Nearly 10 years later, Flannery is as wound-up as he's ever been, always high-strung and always full of hope even though Bucknell has come close to winning its current league, the Patriot League, without quite getting it done.
But things are changing. This week, Bucknell will move into a gorgeous new building, the Sojka Pavilion. The new place -- which is right next to the old -- will seat 4,000, the perfect size for a school like Bucknell and the last coats of paint were being applied -- literally -- while Davis' doors were being opened to the public one last time.

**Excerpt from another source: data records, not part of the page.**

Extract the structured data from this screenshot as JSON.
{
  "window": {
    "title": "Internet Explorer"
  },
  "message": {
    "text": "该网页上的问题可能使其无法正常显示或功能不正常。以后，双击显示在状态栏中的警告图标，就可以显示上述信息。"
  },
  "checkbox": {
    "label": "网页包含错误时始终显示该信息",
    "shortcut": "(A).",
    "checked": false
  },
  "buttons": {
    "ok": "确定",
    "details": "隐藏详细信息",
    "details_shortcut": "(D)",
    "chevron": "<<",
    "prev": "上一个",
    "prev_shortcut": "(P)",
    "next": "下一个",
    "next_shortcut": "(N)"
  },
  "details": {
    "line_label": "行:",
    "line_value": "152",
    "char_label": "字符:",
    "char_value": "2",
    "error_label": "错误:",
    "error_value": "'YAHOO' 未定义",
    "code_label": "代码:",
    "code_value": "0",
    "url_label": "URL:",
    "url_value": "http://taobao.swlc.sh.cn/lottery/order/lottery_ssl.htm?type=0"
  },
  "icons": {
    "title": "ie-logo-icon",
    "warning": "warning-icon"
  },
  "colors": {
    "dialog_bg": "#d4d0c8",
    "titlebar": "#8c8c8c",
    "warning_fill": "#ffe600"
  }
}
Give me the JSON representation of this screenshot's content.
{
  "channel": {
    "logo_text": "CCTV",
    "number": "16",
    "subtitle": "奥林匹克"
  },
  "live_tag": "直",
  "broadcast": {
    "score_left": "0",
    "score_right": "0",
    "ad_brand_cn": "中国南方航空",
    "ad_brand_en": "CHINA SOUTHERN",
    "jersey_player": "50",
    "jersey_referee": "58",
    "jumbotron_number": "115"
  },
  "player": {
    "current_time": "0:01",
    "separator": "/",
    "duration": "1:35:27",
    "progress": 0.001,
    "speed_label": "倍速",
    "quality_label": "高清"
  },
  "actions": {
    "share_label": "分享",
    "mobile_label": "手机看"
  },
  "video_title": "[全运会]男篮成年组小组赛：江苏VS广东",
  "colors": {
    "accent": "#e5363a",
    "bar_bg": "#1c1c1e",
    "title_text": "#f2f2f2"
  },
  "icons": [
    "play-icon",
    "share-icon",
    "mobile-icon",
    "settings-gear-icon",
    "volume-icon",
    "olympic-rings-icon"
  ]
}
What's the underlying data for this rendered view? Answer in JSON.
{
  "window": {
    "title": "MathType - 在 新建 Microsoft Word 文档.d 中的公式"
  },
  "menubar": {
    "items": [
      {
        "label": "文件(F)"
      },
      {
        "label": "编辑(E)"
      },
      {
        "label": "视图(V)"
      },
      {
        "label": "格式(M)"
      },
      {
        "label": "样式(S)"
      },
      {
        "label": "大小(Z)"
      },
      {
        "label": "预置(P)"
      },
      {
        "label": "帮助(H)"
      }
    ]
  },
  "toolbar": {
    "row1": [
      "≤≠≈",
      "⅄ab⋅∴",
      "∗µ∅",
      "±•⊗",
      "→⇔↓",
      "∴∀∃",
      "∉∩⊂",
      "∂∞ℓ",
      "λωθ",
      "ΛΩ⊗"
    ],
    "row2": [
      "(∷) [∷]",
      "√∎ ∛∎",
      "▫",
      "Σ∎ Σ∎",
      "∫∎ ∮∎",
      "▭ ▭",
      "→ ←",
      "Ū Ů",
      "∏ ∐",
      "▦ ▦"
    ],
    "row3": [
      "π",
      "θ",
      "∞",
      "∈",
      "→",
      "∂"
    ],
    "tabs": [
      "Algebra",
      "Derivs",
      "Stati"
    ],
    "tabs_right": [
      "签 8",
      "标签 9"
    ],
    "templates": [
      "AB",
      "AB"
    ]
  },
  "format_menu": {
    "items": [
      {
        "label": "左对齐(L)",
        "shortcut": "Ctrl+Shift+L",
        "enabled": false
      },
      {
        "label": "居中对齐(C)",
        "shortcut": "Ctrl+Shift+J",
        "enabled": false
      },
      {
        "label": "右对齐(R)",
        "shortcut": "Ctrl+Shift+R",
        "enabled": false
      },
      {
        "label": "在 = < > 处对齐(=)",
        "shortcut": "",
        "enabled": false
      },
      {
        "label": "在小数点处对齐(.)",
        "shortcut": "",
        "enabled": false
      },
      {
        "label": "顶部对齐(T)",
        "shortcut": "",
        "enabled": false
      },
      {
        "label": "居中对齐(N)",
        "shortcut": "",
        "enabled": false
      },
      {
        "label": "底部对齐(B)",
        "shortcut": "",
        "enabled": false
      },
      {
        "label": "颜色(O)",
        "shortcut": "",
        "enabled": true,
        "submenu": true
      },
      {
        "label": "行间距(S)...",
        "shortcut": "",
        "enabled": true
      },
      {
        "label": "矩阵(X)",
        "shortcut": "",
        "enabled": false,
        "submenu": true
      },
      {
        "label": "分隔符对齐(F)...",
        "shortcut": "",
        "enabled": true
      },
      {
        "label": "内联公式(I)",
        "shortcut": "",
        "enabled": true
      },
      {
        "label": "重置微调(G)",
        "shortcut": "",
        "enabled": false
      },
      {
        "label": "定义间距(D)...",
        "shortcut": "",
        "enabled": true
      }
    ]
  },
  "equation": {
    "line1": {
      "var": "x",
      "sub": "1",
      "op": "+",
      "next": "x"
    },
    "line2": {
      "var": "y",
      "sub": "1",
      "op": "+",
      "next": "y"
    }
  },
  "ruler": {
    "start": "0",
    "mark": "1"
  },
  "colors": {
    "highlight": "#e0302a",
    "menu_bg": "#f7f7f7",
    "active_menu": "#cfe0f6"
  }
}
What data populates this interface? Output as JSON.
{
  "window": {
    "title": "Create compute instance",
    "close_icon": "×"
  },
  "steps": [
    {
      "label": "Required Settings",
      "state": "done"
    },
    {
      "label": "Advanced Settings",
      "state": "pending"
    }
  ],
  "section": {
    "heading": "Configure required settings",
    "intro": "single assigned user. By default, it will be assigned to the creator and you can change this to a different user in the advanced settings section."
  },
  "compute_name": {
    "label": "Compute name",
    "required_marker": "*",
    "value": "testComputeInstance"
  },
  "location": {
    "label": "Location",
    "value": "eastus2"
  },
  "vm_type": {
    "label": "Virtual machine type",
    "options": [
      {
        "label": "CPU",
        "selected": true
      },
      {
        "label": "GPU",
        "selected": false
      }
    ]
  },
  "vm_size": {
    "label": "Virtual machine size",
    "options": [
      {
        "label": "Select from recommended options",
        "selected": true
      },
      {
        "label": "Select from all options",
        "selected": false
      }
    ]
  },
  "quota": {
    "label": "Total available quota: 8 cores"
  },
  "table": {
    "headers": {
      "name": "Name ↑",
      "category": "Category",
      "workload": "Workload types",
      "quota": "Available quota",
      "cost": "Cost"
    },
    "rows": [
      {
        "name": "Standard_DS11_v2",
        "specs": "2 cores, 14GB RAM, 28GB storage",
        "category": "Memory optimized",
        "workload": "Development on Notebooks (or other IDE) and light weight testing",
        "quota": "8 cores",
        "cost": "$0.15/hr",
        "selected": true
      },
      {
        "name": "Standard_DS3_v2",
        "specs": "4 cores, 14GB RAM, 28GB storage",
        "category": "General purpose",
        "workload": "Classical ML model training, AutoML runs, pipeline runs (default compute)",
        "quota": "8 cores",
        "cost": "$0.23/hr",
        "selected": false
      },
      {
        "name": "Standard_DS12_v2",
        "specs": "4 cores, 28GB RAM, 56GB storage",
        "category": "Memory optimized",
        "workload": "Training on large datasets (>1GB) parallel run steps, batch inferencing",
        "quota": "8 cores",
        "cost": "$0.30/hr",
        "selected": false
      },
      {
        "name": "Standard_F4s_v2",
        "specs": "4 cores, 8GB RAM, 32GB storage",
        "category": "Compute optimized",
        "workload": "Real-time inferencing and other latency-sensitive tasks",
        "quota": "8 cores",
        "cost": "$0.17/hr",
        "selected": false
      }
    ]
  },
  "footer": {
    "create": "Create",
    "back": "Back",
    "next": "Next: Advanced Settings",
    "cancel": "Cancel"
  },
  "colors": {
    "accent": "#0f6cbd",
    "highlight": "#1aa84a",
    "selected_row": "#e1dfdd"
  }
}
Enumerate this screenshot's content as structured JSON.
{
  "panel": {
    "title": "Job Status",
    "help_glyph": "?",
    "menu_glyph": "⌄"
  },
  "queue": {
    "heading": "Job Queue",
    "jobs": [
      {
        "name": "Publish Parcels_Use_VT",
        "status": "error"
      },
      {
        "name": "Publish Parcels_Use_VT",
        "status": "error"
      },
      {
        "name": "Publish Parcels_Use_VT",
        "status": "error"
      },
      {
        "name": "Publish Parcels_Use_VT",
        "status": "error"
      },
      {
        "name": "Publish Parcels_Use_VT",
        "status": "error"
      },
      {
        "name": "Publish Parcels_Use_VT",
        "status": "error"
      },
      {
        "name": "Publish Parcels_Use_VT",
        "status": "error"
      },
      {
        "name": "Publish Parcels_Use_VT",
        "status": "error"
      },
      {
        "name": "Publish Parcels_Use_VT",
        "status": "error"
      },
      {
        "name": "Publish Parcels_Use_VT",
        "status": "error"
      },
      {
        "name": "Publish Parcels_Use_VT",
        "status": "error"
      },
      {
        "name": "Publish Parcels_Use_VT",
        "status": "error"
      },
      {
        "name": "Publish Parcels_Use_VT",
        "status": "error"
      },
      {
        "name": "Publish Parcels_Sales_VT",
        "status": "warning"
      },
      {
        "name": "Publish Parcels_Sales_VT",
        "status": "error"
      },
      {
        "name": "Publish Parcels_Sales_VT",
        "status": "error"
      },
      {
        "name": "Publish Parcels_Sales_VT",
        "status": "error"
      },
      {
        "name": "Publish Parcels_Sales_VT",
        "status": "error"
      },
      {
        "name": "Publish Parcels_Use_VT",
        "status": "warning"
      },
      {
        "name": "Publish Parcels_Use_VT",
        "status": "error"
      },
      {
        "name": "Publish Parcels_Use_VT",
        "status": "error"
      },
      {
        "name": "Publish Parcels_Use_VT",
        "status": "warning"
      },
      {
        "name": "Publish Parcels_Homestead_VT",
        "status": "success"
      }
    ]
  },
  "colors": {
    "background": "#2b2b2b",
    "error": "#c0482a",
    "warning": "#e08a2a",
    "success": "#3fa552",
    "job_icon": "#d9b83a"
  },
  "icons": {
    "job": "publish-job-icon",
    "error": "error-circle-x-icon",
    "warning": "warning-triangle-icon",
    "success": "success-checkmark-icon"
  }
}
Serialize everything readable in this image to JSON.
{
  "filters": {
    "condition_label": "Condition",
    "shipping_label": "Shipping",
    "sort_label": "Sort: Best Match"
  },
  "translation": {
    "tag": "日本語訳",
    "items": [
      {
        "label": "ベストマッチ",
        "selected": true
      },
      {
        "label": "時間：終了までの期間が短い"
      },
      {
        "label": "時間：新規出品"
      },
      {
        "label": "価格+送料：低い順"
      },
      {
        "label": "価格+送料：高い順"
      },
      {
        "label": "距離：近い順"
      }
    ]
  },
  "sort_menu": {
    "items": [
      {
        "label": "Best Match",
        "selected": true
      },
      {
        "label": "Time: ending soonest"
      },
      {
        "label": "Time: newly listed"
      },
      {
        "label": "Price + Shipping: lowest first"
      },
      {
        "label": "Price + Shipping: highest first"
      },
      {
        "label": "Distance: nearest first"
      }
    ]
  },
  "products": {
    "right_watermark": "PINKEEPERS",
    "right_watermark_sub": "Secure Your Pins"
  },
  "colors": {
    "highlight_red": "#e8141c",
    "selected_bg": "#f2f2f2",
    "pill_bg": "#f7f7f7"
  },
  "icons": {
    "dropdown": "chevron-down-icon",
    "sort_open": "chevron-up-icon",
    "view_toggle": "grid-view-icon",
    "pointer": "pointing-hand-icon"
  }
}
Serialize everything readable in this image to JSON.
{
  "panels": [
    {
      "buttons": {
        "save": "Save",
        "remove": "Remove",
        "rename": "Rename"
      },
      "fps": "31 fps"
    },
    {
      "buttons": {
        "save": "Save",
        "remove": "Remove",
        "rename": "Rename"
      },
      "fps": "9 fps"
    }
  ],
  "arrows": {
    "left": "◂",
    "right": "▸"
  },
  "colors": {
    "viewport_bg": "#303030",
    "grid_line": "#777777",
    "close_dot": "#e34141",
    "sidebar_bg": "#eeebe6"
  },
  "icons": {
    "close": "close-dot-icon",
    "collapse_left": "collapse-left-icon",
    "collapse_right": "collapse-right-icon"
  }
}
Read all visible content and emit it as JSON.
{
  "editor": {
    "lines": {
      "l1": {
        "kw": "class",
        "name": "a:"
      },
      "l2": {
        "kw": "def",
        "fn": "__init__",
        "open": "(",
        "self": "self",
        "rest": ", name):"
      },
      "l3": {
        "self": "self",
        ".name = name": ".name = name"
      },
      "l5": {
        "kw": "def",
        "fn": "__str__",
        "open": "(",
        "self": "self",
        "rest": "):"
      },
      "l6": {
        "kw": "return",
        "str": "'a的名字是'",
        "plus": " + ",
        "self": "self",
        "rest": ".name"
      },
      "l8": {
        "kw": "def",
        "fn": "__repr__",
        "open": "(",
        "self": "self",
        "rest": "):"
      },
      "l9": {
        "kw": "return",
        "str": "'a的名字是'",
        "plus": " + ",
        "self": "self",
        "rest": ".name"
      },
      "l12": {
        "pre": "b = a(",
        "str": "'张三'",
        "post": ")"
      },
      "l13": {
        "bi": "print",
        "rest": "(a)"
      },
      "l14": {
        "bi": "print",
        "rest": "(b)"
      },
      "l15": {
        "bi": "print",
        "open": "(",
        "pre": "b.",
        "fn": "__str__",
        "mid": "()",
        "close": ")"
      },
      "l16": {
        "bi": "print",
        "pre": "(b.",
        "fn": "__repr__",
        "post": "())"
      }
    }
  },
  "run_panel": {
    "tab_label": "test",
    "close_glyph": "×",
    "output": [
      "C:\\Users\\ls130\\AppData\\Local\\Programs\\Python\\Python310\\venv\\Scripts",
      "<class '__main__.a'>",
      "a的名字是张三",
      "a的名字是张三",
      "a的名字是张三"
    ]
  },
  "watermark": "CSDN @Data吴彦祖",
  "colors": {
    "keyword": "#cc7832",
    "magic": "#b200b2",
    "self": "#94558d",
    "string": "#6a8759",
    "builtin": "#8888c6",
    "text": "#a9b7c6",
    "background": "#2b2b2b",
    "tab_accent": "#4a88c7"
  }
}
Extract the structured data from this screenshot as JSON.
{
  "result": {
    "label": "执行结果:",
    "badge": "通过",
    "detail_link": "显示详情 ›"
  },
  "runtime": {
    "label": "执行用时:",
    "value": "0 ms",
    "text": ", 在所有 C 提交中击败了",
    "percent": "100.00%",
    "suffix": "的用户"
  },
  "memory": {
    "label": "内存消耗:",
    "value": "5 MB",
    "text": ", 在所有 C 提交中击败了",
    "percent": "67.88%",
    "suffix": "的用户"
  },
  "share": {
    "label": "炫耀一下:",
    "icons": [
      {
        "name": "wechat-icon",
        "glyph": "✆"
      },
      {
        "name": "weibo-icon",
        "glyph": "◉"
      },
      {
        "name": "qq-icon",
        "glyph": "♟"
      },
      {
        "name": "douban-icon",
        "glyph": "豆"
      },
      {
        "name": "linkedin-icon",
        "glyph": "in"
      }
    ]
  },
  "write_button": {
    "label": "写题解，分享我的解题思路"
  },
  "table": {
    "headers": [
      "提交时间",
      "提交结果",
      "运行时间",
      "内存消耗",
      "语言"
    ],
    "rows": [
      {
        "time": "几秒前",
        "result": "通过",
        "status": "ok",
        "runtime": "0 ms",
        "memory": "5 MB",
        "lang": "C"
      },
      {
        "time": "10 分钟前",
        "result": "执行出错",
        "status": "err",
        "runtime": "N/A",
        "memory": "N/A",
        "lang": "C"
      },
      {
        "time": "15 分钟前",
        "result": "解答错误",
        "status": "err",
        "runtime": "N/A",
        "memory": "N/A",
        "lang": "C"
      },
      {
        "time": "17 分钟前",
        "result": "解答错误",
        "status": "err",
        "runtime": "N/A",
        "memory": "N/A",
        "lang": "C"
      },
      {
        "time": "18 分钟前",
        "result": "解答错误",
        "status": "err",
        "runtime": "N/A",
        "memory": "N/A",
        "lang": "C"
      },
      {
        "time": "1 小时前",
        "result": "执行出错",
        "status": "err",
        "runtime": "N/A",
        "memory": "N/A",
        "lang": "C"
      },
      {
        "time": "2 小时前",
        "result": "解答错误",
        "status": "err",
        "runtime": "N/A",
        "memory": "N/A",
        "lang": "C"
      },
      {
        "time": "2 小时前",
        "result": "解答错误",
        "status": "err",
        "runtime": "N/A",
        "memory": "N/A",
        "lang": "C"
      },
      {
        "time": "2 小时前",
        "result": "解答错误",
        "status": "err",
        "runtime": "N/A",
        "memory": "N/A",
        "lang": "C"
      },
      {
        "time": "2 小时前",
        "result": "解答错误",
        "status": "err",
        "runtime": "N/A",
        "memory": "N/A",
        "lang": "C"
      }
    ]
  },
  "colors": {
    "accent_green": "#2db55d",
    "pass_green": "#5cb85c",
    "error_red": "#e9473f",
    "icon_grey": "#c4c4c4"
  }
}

Woollum spent a good part of the day reminding many of his old players, who came back for the occasion, that he had promised them a new gym and he had now kept his promise.
"But coach," several pointed out, "We're all in our 40s!"
"I didn't say WHEN," Woollum said. "I just said it would happen."
The new arena -- it is far too nice to call a gym -- isn't the only thing that is new at Bucknell. Last summer, the board of trustees voted to give scholarships to basketball players, meaning the program now will be on more even footing with Holy Cross, Lehigh, Army, Navy and American, which all have scholarship athletes in the Patriot League. Only Lafayette and Colgate remain holdouts on the scholarship issue and the chances are good that alumni pressure will force them to follow suit someday soon.
Fittingly, the opponent on the final afternoon was American, since it was AU that was the opponent for the first game in Davis all those years ago. And, because sometimes sports gets the script right, Bucknell played one of its best games of the season, leading almost the entire way, winning, 63-52. Because AU coach Jeff Jones is one of the college game's class people, he backed his team off during the last 20 seconds, knowing it wasn't his day and let the fans enjoy counting down the final seconds in the old place.
There was, as you might expect, a bittersweet feeling as those final seconds disappeared. Flannery has been hearing about a new place to play since Woollum promised HIM that Davis would be replaced 25 years ago and he knows, as everyone at Bucknell knows, that this is something that had to happen; something the school needs to have happen.
"There's not a dead spot on this floor I don't know," he told the crowd during the closing ceremony after the game. "There's not a door, not a window I don't know. I'll miss coming in here, I've spent so much of my life here. I can close my eyes right now and know where most of you are sitting. But the important thing is, we'll all have the memories and all of you will come to the new place right along with us."
They will and they will bring their memories of Davis with them, the wins and the losses, but perhaps most importantly of the kids who played there and went on to make Bucknell proud after they graduated. Many of them were back Saturday, bringing kids of their own and, of course the memories and stories that are part of being both an athlete and an ex-athlete.
Of course new arenas are all the rage in sports today. Most are built because the old buildings lack luxury boxes and corporate seating. Almost all have some corporate name slapped on them even before they open their doors. There are now college basketball arenas named for companies that make donuts and hamburgers and companies that sell tools and cable TV subscriptions.
At Bucknell, they will leave Davis Gym behind to play in an arena named for Dr. Gary Sojka. Sojka doesn't sell anything. He is a past president of the school who still teaches biology.
A basketball arena named after a teacher. Imagine that. A team of true students playing in a place named for a teacher. Davis Gym might be closed, but the traditions it stood for are still very much alive at Bucknell.